Establishing a solid legal partnership is often times favorable for business. If you have already decided that forming a legal partnership is in your best interest, than this guide will help you create a solid partnership agreement.
The first, and utmost important thing to do when creating a partnership agreement is to put it into written form. Also, unless you’re paying a lawyer to do it then you’re going to need a Partnership Agreement form. There are a lot of do-it-yourself kits out there with instructions and forms that comply with your state's specific laws. Some states require a notary to sign it along with the partners and some require you to have witnesses sign it or both. When your filling out the form, you should put down the agreement reached regarding responsibilities, and the rights in the business. This should all be done as quickly as possible.
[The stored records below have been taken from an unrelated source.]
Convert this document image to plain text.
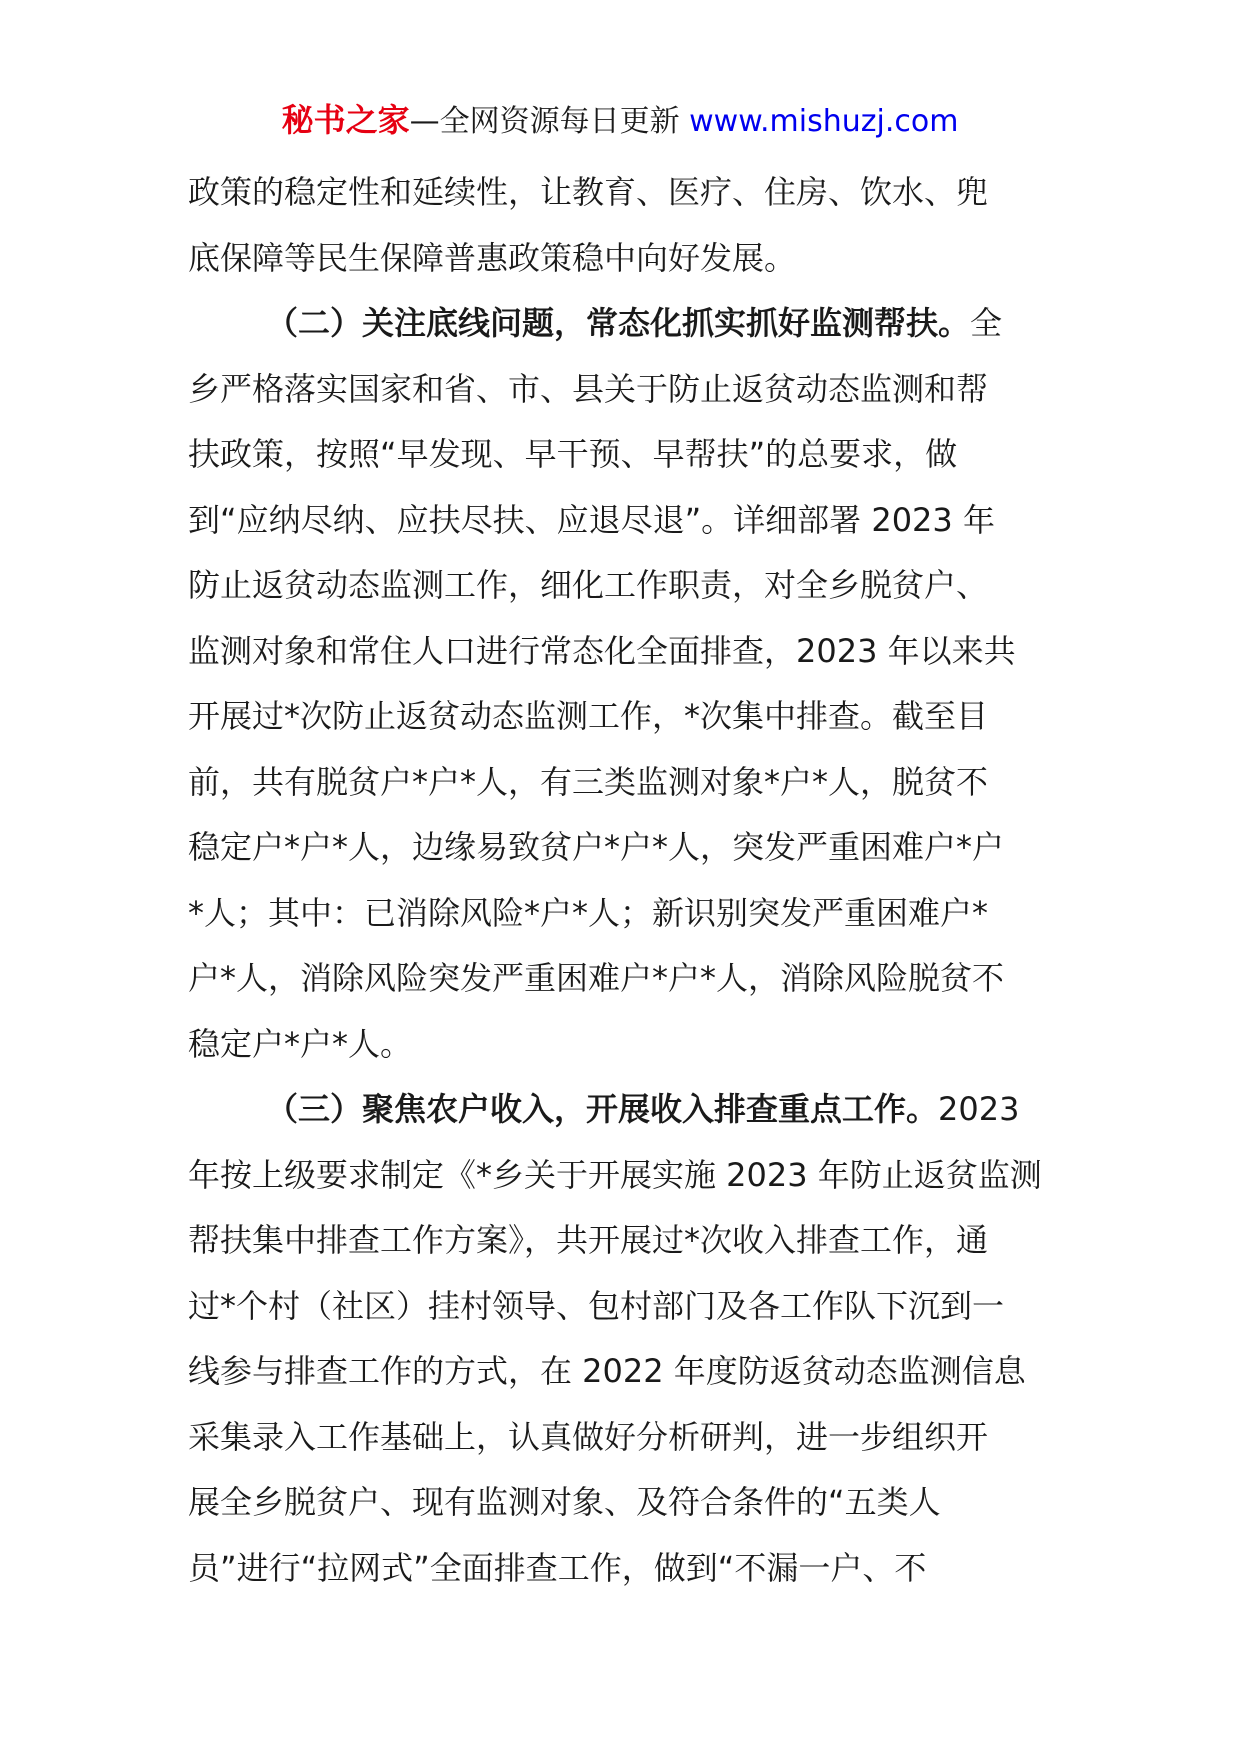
秘书之家—全网资源每日更新 www.mishuzj.com
政策的稳定性和延续性，让教育、医疗、住房、饮水、兜
底保障等民生保障普惠政策稳中向好发展。
（二）关注底线问题，常态化抓实抓好监测帮扶。全
乡严格落实国家和省、市、县关于防止返贫动态监测和帮
扶政策，按照“早发现、早干预、早帮扶”的总要求，做
到“应纳尽纳、应扶尽扶、应退尽退”。详细部署 2023 年
防止返贫动态监测工作，细化工作职责，对全乡脱贫户、
监测对象和常住人口进行常态化全面排查，2023 年以来共
开展过*次防止返贫动态监测工作，*次集中排查。截至目
前，共有脱贫户*户*人，有三类监测对象*户*人，脱贫不
稳定户*户*人，边缘易致贫户*户*人，突发严重困难户*户
*人；其中：已消除风险*户*人；新识别突发严重困难户*
户*人，消除风险突发严重困难户*户*人，消除风险脱贫不
稳定户*户*人。
（三）聚焦农户收入，开展收入排查重点工作。2023
年按上级要求制定《*乡关于开展实施 2023 年防止返贫监测
帮扶集中排查工作方案》，共开展过*次收入排查工作，通
过*个村（社区）挂村领导、包村部门及各工作队下沉到一
线参与排查工作的方式，在 2022 年度防返贫动态监测信息
采集录入工作基础上，认真做好分析研判，进一步组织开
展全乡脱贫户、现有监测对象、及符合条件的“五类人
员”进行“拉网式”全面排查工作，做到“不漏一户、不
Not having a legal partnership agreement written up will result in making you ill equipped to handle and settle any conflicts. Minor difference in opinion often times can result into a full-blow legal dispute, that's why a partnership agreement is essential. It also enables you to do a lot of things. It gives you a chance to organize the business relationship you and your partner(s) have in such a way that will be favorable for the business. It also clarifies issues like what direction the business would take when a partner absconds from his or her part in the business. This agreement is a great opportunity for essential guidelines in the business to be imposed.
Some essential things to remember are to discuss any agreements before officially putting them into writing. You will need to include things like your business partnership's name, which could be your combined names or the registered company name. It is also significant that you include each partner’s contributions to the business before opening it, and the ownership percentage that each partner is obligated to. Organizing the authority of each partner can also be a good idea in case the binding partnership agreement is not specific enough for a certain situation.
Some other important things to include in your partnership agreement are:
- How profits, draws and loses will be allocated to each partner.
- Who has the decision-making power in the process of important business matters?
- Anything regarding business expansion and the procedure of allowing in new partners
- Withdrawl, retraction, or death of the partner and how it should be properly handled.
- Setting up a way to resolve conflicts or disputes
All of these things should be considered when ratifying your partnership agreement.